Project Musical Director Duncan Foster believes that despite the fact that cross-collaboration is quite natural, it’s sometimes not an easy thing to convince people of its value.

“For all our multiculturalism, music is [still] a segmented practice in society – people are going to find it a lot easier to practise the music that shares the same repertoire or approach of their own culture. When they do share it with other people – the [process of creating music together] is often quite rushed, compared to the centuries of cultural development that proceeded it. Each musical style has its own protocols and it takes work to happen,” he said.

So is true cross-collaboration still a fringe exercise? Duncan Forster believes that while there are a lot of musicians interested in doing it, there is still a general lack of awareness in mainstream audiences about the opportunities to interact with different cultures.
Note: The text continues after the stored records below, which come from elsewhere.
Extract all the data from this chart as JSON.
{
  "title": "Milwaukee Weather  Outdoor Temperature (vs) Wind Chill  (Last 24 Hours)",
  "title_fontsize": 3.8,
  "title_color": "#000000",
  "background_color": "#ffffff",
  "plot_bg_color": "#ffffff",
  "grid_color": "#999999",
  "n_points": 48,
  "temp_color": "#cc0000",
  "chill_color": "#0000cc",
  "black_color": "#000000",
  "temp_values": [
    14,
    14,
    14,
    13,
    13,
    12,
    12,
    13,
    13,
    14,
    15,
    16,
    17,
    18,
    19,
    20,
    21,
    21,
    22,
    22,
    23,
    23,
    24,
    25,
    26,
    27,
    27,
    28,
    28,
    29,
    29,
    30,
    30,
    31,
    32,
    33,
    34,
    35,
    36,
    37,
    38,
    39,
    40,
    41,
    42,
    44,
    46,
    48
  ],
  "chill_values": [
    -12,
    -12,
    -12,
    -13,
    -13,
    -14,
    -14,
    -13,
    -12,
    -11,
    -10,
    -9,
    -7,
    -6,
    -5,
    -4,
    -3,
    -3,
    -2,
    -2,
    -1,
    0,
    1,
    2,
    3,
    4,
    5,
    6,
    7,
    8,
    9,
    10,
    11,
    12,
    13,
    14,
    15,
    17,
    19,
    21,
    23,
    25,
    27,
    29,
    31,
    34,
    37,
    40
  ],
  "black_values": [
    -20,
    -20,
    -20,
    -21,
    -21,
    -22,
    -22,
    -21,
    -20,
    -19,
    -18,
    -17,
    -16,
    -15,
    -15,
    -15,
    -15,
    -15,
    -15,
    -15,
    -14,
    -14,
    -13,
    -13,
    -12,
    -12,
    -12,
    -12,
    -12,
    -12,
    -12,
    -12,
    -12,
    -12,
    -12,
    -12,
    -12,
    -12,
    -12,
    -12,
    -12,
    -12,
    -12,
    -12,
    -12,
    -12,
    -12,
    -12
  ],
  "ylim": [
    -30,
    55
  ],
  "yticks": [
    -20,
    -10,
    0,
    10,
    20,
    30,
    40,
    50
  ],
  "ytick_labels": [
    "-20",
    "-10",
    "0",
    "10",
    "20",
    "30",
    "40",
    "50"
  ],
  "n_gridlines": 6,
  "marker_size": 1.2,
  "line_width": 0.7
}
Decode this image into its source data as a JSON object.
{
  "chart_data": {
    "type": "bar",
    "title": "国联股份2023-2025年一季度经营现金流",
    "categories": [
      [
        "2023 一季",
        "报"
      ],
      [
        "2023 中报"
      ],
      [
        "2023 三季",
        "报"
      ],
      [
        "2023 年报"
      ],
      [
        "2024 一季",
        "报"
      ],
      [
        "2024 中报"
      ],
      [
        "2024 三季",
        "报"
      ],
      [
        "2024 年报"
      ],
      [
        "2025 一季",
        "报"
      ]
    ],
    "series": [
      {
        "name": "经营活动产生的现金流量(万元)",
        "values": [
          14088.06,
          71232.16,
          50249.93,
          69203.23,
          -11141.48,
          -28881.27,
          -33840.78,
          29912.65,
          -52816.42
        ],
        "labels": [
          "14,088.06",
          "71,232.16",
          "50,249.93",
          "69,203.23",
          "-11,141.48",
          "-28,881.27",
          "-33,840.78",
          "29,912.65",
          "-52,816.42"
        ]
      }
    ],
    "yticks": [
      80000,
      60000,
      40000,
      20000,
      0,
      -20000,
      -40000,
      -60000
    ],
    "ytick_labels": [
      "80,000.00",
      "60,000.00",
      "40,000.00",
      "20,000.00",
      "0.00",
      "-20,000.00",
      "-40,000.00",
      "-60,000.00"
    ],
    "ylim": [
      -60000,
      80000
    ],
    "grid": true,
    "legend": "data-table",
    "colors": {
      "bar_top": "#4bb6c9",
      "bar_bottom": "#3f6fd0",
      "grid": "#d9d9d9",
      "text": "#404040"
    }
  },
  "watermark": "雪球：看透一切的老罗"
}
“When you come across something that’s different or unusual to you – have a listen for what is there. There’s so much that we haven’t heard in our everyday life that’s worth hearing from other people – there’s so much to enjoy and to experience in it. After all, it’s a small world; we should be looking outside what we already know,” he said.

Parvyn Kaur Singh is the lead singer of No Passport Required as well as the popular Bollywood-inspired ensemble, The Bombay Royale. She believes that the mixing of musical cultures can be quite a seamless undertaking.

“There are so many similarities across cultures – you see how well they blend together. I want people to realise that it’s all the same – we are all trying to come to music and art from this place of love and to blend seamlessly and naturally together,” she said.

So how do musicians respond to the musical intersections (and clashes) that arise as a result of cross-collaboration? Parvyn Kaur Singh finds the process rather entertaining.

“It’s part of the fun of doing it [because] it’s ultimately about trying to relate to others. For instance, there are certain things that you’d do in Vietnamese music that you wouldn’t do in Indian music. I find it amusing to see those differences, overcome them and to accept them for what they are. No one is not right or wrong; it’s just how it is. The question is how can I learn from it.”

No Passport Required will perform on Saturday 30 August, 7:30pm as part of Music Hive: Revisited at the Footscray Community Arts Centre.